An absorbing, unusually candid video essay is included in Kino Lorber’s All Night Long Bluray (5.26.20), which I only just watched last night.

Titled “All Night Wrong,” it’s a recollection from screenwriter W.D Richter (Slither, Invasion of the Body Snatchers, Brubaker, The Adventures of Buckaroo Banzai) about why the film didn’t really work.

I happen to disagree. I think All Night Long is a decent half-and-halfer. Directed by Jean-Claude Tramont and costarring Gene Hackman and the curiously miscast Barbra Streisand, it’s a dry, somewhat quirky romantic comedy that ambles along, doesn’t grossly offend and occasionally kicks into gear by way of irreverence or what-have-you.


All Night Long screenwriter W.D, Richjter as featured in Kino Lorber video essay, “All Night Wrong.”

Richter wrote a low-key, European-toned screenplay that was intended to resemble a Mike Leigh film. It originally costarred Hackman and Lisa Eichorn. But the hoped-for chemistry between Hackman and Eichorn didn’t happen, and so Eichorn was jettisoned after a week of shooting and Streisand, of all people, stepped in at the urging of her hotshot agent, Sue Mengers, who was married to Tramont.

Streisand didn’t demand any rewrites or pull any big superstar moves — she just played the Eichorn role as written. But it was an odd fit. And Tramont, unfortunately, decided to throw in a lot of crude slapstick business that really didn’t work, and so the film felt tonally off-balanced.

All Night Long is great when it cleaves to Hackman’s middle-aged insouciance — his character’s loathing for middle-class conventionality. And Streisand isn’t half bad. But the best part of the Bluray package is the Richter essay — I found it much more engaging than the film.

Pauline Kael in “Taking It All In”: “This sophisticated slapstick romance is a happy surprise. Hackman, doing the kind of comic acting that rings true on every note, plays a Los Angeles business executive who gives up the phony obligations he has accumulated, drops out, and tries to find a way to do what he enjoys. Streisand plays a soft-spoken bleached blonde — intuitive and cuddly — who joins him.
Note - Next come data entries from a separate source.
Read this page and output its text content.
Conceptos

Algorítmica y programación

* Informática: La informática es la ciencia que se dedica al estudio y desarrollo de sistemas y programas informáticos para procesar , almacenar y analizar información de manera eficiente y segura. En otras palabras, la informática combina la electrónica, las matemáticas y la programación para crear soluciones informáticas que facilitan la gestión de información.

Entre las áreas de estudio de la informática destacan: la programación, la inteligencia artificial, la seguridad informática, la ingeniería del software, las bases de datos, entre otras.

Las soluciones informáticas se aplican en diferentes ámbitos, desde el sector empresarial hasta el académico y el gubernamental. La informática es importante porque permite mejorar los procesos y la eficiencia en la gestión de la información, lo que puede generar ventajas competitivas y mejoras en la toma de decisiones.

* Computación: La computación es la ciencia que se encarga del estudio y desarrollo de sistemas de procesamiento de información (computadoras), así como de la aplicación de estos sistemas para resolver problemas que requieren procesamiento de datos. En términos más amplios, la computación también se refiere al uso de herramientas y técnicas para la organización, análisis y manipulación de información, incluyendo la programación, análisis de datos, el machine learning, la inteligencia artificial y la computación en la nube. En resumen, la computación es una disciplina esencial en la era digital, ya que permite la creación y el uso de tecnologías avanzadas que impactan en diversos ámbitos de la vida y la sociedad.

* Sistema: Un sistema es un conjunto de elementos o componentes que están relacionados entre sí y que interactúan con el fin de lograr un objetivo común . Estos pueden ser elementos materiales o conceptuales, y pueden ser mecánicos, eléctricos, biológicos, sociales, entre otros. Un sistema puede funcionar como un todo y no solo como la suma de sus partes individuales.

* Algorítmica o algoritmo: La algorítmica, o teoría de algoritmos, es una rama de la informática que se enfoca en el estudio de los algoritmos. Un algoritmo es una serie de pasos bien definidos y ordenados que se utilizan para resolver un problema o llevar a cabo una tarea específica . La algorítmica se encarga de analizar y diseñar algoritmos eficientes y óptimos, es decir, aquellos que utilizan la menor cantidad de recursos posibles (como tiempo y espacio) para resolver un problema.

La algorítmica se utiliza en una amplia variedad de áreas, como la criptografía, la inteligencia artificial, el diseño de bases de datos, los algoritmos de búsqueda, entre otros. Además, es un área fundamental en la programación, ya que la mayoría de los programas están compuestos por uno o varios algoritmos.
“Directed by Jean-Claude Tramont and written by W.D. ‘Rick’ Richter, it has a distinctive comic sensibility; at times it suggests Tati, at other times W.C. Fields, and then, maybe, Lubitsch or Max Ophüls.

“With Dennis Quaid as Hackman’s muscular, inarticulate son; Diane Ladd as Hackman’s wife; Kevin Dobson as Streisand’s husband; and William Daniels as a lawyer. The poignant music that is heard is José Padilla’s ‘La Violetera,’ which was also heard in Chaplin’s City Lights.”